Apparently Brickell spent more than eight years collecting photographs and recording plenty of key local youth styles.  He snuck away their diaries (slightly creepy) and snatched choice lines from outraged editorials in newspapers like The Truth and our or upstanding Evening Post.  He couldn't resist.

But, he argues, this is a book about changes in New Zealand society - with a youth lens.  True even Michael king's journalist eye ignores the youth history of our country and focuses on the big events.  there's an exhibition at Te Papa, in Wellington called Golden Days.  it may well be the only time you actually see youth of any age in NZ history and their regular pastimes.

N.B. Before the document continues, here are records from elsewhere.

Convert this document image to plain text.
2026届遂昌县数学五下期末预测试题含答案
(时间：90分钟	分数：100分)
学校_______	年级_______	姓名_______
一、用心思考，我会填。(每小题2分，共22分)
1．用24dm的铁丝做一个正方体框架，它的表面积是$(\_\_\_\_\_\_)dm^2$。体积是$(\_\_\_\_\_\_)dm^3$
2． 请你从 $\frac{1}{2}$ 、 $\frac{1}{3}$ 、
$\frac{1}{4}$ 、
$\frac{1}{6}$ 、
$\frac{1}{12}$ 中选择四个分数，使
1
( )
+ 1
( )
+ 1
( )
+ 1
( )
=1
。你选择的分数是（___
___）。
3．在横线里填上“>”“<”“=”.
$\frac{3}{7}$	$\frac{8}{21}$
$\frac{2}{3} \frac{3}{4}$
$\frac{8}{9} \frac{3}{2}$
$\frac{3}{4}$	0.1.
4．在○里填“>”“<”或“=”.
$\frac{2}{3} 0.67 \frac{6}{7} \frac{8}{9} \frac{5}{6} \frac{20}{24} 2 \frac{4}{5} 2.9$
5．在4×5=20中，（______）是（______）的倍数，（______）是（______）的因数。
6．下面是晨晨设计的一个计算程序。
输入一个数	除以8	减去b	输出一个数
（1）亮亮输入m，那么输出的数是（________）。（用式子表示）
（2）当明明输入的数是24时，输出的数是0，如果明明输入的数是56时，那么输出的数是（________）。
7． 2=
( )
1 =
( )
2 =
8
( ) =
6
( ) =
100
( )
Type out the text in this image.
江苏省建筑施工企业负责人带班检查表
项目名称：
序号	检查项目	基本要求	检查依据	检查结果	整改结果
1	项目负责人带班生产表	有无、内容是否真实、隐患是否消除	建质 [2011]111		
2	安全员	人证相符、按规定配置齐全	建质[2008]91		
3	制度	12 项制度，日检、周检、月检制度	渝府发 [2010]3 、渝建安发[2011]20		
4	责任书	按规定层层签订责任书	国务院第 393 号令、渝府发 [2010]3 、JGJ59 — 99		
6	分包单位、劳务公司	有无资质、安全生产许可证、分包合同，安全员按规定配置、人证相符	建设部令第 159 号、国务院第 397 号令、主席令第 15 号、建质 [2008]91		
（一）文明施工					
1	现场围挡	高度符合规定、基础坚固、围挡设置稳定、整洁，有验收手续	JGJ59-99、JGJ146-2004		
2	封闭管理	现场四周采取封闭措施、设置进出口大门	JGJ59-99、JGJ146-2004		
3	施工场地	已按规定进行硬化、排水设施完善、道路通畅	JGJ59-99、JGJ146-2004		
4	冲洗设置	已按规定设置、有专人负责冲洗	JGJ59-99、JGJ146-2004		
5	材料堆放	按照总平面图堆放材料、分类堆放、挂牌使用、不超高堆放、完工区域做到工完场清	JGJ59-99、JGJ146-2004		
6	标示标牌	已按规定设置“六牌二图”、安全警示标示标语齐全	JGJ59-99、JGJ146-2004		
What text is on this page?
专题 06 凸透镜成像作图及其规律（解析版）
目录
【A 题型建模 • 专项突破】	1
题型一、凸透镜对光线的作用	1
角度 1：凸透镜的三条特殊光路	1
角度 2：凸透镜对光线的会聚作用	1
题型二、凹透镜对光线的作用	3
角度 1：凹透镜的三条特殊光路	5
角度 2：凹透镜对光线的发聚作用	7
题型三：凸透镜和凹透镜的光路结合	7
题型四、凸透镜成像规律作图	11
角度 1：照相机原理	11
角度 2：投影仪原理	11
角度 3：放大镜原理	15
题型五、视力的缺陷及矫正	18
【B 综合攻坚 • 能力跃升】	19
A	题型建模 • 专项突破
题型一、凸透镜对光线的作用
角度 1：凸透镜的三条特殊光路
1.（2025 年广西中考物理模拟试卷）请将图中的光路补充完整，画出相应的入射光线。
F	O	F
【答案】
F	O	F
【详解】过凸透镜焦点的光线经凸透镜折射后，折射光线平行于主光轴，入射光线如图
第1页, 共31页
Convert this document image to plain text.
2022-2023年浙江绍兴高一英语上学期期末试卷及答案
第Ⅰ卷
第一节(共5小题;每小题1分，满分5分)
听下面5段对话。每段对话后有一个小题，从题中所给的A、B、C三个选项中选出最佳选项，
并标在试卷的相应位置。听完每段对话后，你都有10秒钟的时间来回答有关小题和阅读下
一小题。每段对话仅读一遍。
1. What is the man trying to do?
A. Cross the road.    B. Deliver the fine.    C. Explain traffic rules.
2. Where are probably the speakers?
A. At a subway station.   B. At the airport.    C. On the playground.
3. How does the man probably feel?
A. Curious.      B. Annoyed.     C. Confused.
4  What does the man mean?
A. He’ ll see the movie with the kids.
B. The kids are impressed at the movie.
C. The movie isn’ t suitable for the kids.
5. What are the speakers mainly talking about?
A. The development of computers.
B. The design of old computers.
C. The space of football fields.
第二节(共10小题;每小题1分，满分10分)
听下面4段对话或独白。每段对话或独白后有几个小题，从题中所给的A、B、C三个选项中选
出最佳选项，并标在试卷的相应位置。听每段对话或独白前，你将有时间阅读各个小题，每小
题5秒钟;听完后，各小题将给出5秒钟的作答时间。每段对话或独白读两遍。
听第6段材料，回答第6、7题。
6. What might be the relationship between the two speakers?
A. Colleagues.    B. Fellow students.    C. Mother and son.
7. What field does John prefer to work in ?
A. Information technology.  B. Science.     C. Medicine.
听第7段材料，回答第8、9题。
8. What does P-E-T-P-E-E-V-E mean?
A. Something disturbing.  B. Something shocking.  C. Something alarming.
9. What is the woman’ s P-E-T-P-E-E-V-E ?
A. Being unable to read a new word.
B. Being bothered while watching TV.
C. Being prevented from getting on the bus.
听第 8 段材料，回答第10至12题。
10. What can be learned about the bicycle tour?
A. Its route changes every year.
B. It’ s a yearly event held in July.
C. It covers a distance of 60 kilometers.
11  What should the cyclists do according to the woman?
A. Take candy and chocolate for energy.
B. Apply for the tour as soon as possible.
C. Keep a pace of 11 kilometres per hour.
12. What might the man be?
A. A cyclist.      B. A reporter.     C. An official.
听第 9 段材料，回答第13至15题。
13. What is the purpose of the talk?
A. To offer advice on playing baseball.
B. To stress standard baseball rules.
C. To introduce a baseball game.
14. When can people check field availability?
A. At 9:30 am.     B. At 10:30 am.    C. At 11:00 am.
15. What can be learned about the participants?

Naturally, Brickell focused on the look, poses, attitude, the rebellion. He says that even in the earliest photos you get a 'dandy' emerging.  A style, particularly with the young men who are trying to establish their own uniqueness, a separation from the old fogeys.  Take a look at rugby players or even warriors - they a youthful rebelliousness and masculinity.  An attempt within the confines to show their own burgeoning power in spite of their parents and their peers.  "Gesture, pose and attitude - the larrikin's slouch, the masher's smirk, the flapper's swearing, the bodgie's sneer - all reflected a desire to dissemble and transgress".  Check these two out:
Auckland University Press
However, it wasn't just men.  In the late 1800s, a large number of girls spent their teenage years working as domestic servants, under the thumb of their wealthy employers, both morally and financially, and, of course, that influenced how they behaved and expressed themselves.  By contrast, many young men had financial power, working in factories.  there was a very specific working class youth style called the "Larrikin", and a more middle class style called the "Masher".  They were still miniature adults but they grew up fast.  Women, teen women didn't get that independence until they became factory workers and 'Land Girls" in the years of WWII.  Or did they.  Brickell shows a few incidents where they have some freedoms.  In church groups, in social settings and universality life.

He also notes the development of youth interests, the slow but steady development of teenagers' own tastes like in 1920s, a lot of young Kiwis were interested in of jazz, way before their parents.  And, of course there was finally the Brando entrance.  "But by the 1950s, there was a much more visible and distinct youth culture. You had rock'n'roll music, teen-focused films like Rebel Without A Cause and Blackboard Jungle, and certain clothes young people were adopting that their parents would never wear."  Of course.  Somehow, that was when teen hood got boring - predictable McDonald s and Walmart  cloned styles and culture.  The strength in this book is the undercurrent.  Before the introduction of the Teddy Boys, and the Motops.  There is a brilliant blurry pic of some punters from Lower Hutt's Stokes Valley doing their best to outraged the 'Olds' with their shaggy Beatles' mop-tops.

Naomi Highfield, Glenys Taylor and Beverley Nicholson near the skating rink in Paraparaumu, early 1965.
Auckland University Press

The Beatles made it here in 1964, and you had local young-un's with mop-top hairstyles and the whole she-bang showing up New Zealand as a really backward and boring place.  I had noted that just about every photo prior to that was an old grey haired bloke in tweed or a woman with a turban hat and cats eye glasses (always over 50 and nearly always some Mayor's wife).  Squaresville, man!

Although his book finishes abruptly in the 1970's, before my own teen hood really got going, he notes that there is no more a "typical teenager" today than there was in the 1880s.  Obviously he chose to ignore 'Punk' and "Goth' and New Romantic'.  I could have argued these were far more influential than the Teddy Boys and the Widgies.  He'd just say it was history repeating itself.

Teenagers: The Rise Of Youth Culture in New Zealand, Chris Brickell, AUP, $49.99, is on sale on July 24.